15. A formulation or composition according to any one of claims 1 to 14 for use in a subject requiring it, in a method of prophylactic and / or therapeutic and / or adjuvant treatment for (a) inorganic deficiencies and diseases, symptoms or disorders relating to or arising from such deficiencies, The inorganic substance is iron pyrophosphate. The preparation or composition.

16. The disease or symptoms relating to or arising from the aforementioned deficiency, Iron deficiency, anemia, poor iron absorption, hemolytic anemia; A formulation or composition for use according to claim 15, comprising or alternatively selected from the group comprising.

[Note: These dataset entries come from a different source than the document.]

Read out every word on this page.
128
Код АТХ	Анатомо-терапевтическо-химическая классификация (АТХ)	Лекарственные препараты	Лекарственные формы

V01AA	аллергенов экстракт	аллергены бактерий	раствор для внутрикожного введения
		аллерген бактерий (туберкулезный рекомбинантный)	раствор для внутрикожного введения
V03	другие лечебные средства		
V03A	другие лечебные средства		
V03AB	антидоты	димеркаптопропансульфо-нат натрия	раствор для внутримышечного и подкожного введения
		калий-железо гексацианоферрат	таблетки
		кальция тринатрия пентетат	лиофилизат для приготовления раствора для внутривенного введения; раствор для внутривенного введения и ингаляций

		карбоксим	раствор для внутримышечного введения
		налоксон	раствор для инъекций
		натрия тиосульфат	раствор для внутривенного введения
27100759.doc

17. A method for preparing a pharmaceutical preparation according to any one of claims 1 to 12, (1) A step of providing an inorganic substance in the form of a powder or granules, wherein the inorganic substance is iron pyrophosphate, and providing the inorganic substance to obtain the inorganic substance of step 1; (2) A step of mixing the inorganic substance from step 1 with lecithin, which is a phospholipid (b), in the absence of a solvent to obtain the mixture from step 2; (3) A step of mixing the mixture from step 2 with a polysaccharide (c) selected from (c-ii) acacia gum in the absence of a solvent to obtain the mixture from step 3 or the formulation; and, (4) A step of mixing the mixture from step 3 with pregelatinized rice starch, which is a plant-derived pregelatinized starch (e), to obtain the formulation. The method, including the method described above.

18. The method according to claim 17, wherein in step 3, the mixture from step 2 is mixed with a polysaccharide (c) selected from (c-ii) acacia gum and a sucrose ester (d) in the absence of a solvent.

19. A method for preparing the composition according to claim 13, (i) A step of obtaining the at least one solid-form formulation of the inorganic substance by providing the at least one solid-form formulation of the inorganic substance, or alternatively, by producing the at least one solid-form formulation of the inorganic substance in accordance with claim 17; (ii) A step of mixing at least one of the inorganic solid formulations to obtain the mixture of step (ii), and (iii) A step of mixing the mixture from step (iii) with at least one additive and / or excipient to obtain the composition. The method, including the method described above.